Influitive tackles the control issue head on. It applies game-based motivational methods to company advocates. Marketers define “challenges”, such as sharing content, making a referral, creating case studies, or providing a reference, and the system issues points to advocates who perform them. Advocates can accumulate points and exchange them for rewards. Advocates can also earn badges, move through levels, and compare themselves to others on leader boards. The system can also offer games, contests, and direct messages to advocates. These features all give advocates a continuing stream of new reasons to stay active.
This is a strikingly simple concept – but I think it’s brilliant. An army of advocates can be a tremendous resource, but without a way to attract, nurture and direct them, they’re less an army than a random mob. Influitive lets marketers gradually strengthen advocate relationships by posing challenges that require increasing levels of commitment.
Influitive founder Mark Organ describes the process as an "advocate development funnel" whose ultimate goal is "social nurturing" by advocates who provide personal references to potential buyers who are also their professional peers. While these ideas are intriguing, I suspect they're not really necessary. The practical benefits of systematically managing advocates are probably obvious to marketers who have been struggling to regain control over their social media presence .
My thumbnail description doesn’t cover the important technical features that make Influitive practical. These include controls over how challenges are issued (who is eligible, date limits, quantity limits, etc.), managing awards, and API-level integration to pull profile data (LinkedIn), record completed challenges (Quora, Twitter, Facebook, LinkedIn) and announce completed challenges (Salesforce.com Chatter). The company plans additional API connections with Jive, ZenDesk, and other systems.
One caveat in all this is the legal and ethical issues regarding rewards for advocates. Ardath Albee wrote about this recently in some detail. Since Eloqua is an Influitive client, I asked Eloqua VP of Content Marketing Joe Chernov (who also co-chairs the Word of Mouth Marketing Association's member ethics panel) how they use it without breaking any rules. His answer is worth printing in full:
We neither give rewards, nor have we ever given rewards, in our use of Influitive. We give badges and thank-you's … in other words, we show our appreciation in the form "social currency." But we give no cash, no prizes, no compensation. If the Influitive platform reaches a point that it can hardwire disclosure into the testimonial across all media channels, then we'd consider material incentives in certain circumstances. But it's my fundamental belief that marketers think they need to offer valuable perks, but if a client truly is an advocate, then the person is often entirely willing to help … for nothing in exchange but gratitude.
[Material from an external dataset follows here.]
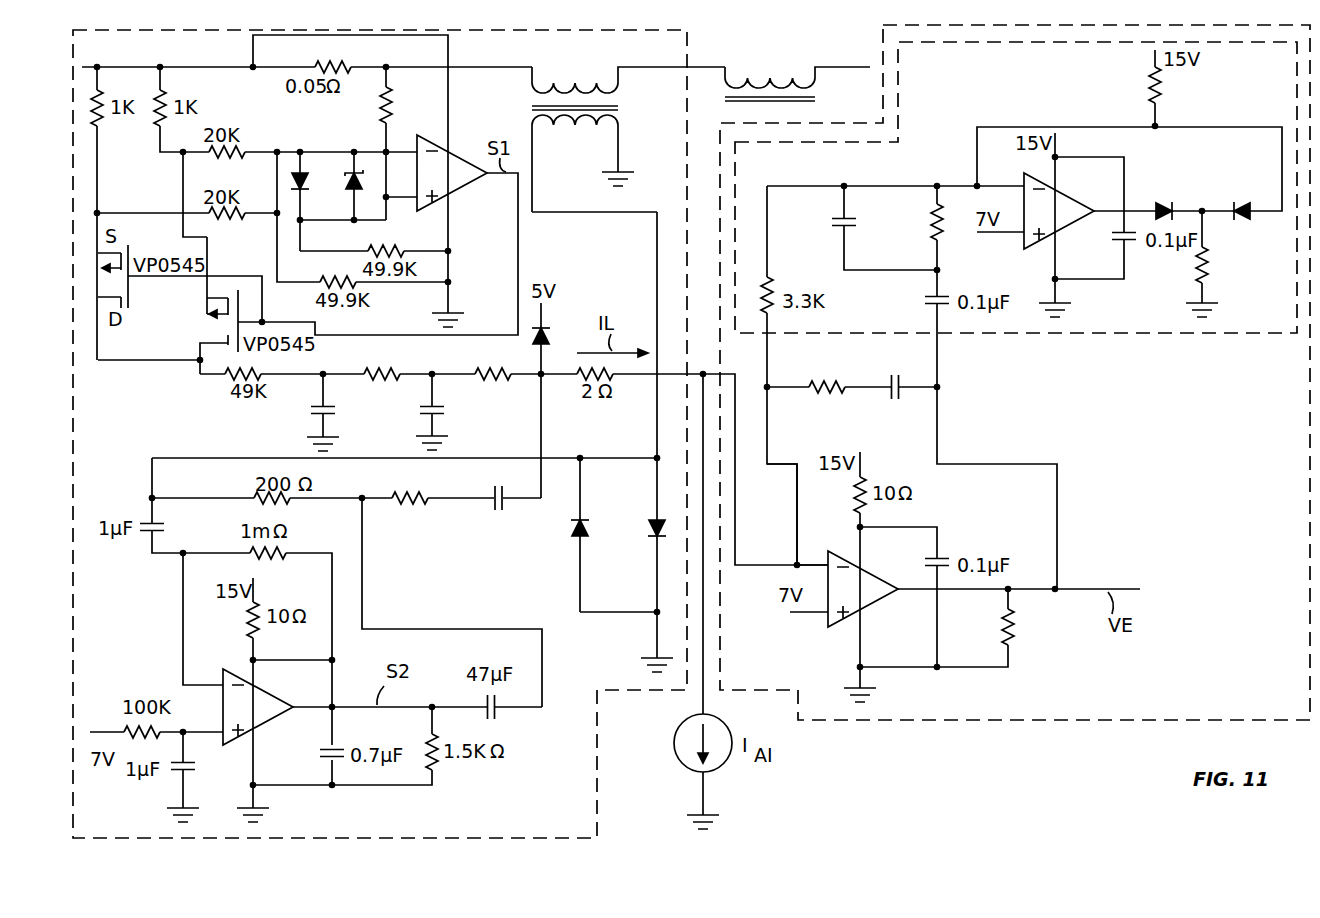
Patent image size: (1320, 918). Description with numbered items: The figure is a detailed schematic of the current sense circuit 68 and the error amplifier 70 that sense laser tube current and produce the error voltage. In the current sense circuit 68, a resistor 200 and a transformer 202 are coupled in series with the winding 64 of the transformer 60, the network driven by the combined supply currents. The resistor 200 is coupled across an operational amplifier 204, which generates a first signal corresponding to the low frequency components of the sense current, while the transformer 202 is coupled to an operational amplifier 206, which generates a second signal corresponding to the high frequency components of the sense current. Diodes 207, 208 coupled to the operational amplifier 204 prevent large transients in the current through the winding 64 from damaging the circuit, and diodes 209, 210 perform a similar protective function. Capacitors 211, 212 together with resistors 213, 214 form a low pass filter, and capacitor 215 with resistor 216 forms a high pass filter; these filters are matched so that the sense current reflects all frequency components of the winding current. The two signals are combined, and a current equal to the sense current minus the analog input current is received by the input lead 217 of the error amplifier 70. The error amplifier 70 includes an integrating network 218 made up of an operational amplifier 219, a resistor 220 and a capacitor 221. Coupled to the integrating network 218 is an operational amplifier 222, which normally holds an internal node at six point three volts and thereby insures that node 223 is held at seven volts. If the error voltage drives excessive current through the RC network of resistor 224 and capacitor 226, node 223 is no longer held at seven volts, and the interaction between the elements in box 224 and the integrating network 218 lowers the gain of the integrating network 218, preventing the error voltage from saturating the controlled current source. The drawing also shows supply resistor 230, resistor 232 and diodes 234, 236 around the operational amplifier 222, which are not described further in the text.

In other words, it's quite possible to use Influitive without violating disclosure standards. The product supports this with automated disclosure options, which can be made mandatory if a company wants. Naturally, this doesn't guarantee all clients will be equally scrupulous.
Influitive is currently in beta. Pricing is free up to 20 active advocates, and then starts at $500 per month, growing at roughly $20 per advocate per month. It has 16 customers, about half above the 20 advocate minimum.